A imortalidade digital é um conceito que tem vindo a conquistar as mentes há décadas. E agora, com a expansão da inteligência artificial e a sua popularização, pode parecer que estamos mais perto do que nunca de a alcançar. Em todo o caso, é o que prometem as empresas que já começaram a “recriar” pessoas falecidas – desde familiares falecidos a Marilyn Monroe. Quem ganha dinheiro com isto, que tecnologias existem e será a imortalidade digital realmente possível?
Desde o lançamento da primeira temporada da série de ficção científica “Black Mirror”, que mostrou, entre outras coisas, como a tecnologia pode tornar possível apagar as fronteiras entre a vida e a morte, a tecnologia disponível para a humanidade avançou significativamente e, por vezes, quase torna possível tornar realidade histórias aparentemente inacreditáveis. Os avanços da ciência moderna já permitem a criação de duplos digitais ou clones de pessoas. O florescente campo da necromancia digital, que permite a interação com cópias digitais dos mortos criadas por inteligência artificial, captou a imaginação tanto dos investigadores como do público em geral, oferecendo possibilidades que outrora eram consideradas algo fora do domínio da ficção científica.
A ética da imortalidade digital
A necromancia digital refere-se à prática de utilizar a inteligência artificial e a robótica para recriar ou simular a presença de pessoas mortas. Esta prática envolve a utilização de dados de várias fontes: contas de redes sociais, gravações de voz, imagens e outros artefactos digitais.
O aspeto ético da questão foi discutido pela primeira vez na década de 2010, quando surgiu a tecnologia dipfake – e actores mortos começaram a ser ressuscitados nos ecrãs. Mais tarde, quando a Open AI surgiu e criou o modelo de linguagem GPT-3 (alguns anos antes do entusiasmo em torno do ChatGPT), o criador de jogos indie Jason Rohrer criou um chatbot que permitia a um utilizador falar com a sua noiva morta. A Open AI restringiu então o acesso a este bot por recear que pudesse levar a abusos e prejudicar as pessoas.
As possibilidades abertas não entusiasmaram toda a gente. Debra Bassett, no seu livro The Creation and Inheritance of Digital Afterlives, afirma que os “ressuscitados” podem ser criados com intenções maliciosas – para dizerem coisas que não gostariam de ter dito quando estavam vivos e para dar voz aos pensamentos de outra pessoa. Os criadores de novas tecnologias respondem, previsivelmente, que as suas intenções são puramente humanas e não representam qualquer ameaça.

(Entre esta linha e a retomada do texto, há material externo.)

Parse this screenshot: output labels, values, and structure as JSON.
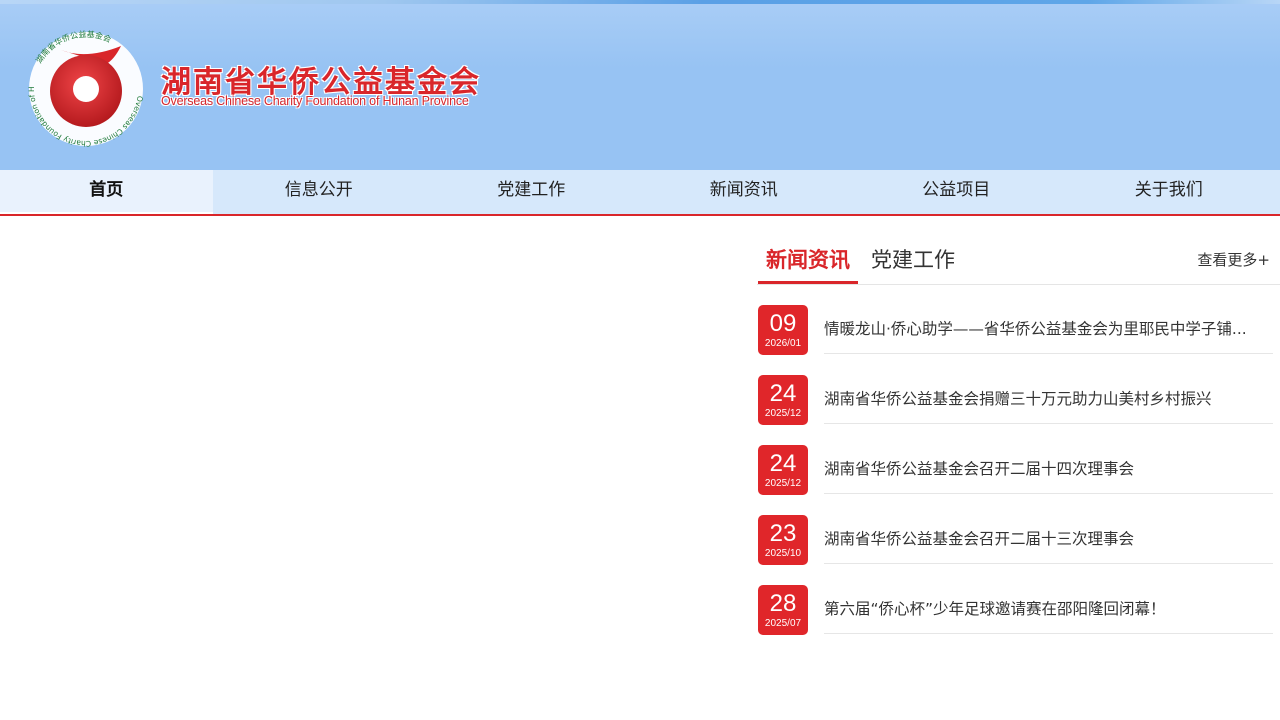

Joseph Murphy, diretor de desenvolvimento da DeepBrain AI, insiste: “Não estamos a criar novos conteúdos – estamos apenas a tentar replicar o que uma pessoa diria quando estivesse viva”. Não são apenas os cientistas que estão preocupados com a ressurreição das estrelas, mas também os actores – esta foi uma das razões para uma greve dos actores e argumentistas de Hollywood que temiam ser substituídos pela IA. “Posso ser atropelado por um autocarro amanhã, mas as minhas actuações podem continuar e o público nem se aperceberá que não fui eu”, disse Tom Hanks no podcast de Adam Buxton. A greve terminou agora – e os estúdios prometeram proteger os argumentistas e os actores da influência da inteligência artificial.
Até os próprios criadores de produtos digitais de “prolongamento da vida” admitem que nem sempre partilham as necessidades daqueles que precisam dos produtos. Num vídeo do YouTube em que anuncia o produto Live Forever, o diretor executivo da Somnium Space, Artur Sychov, diz que o conceito não é para todos. “Se eu quero conhecer uma cópia do meu avô num meta-universo? Não quero. Mas aqueles que o quiserem, podem fazê-lo”.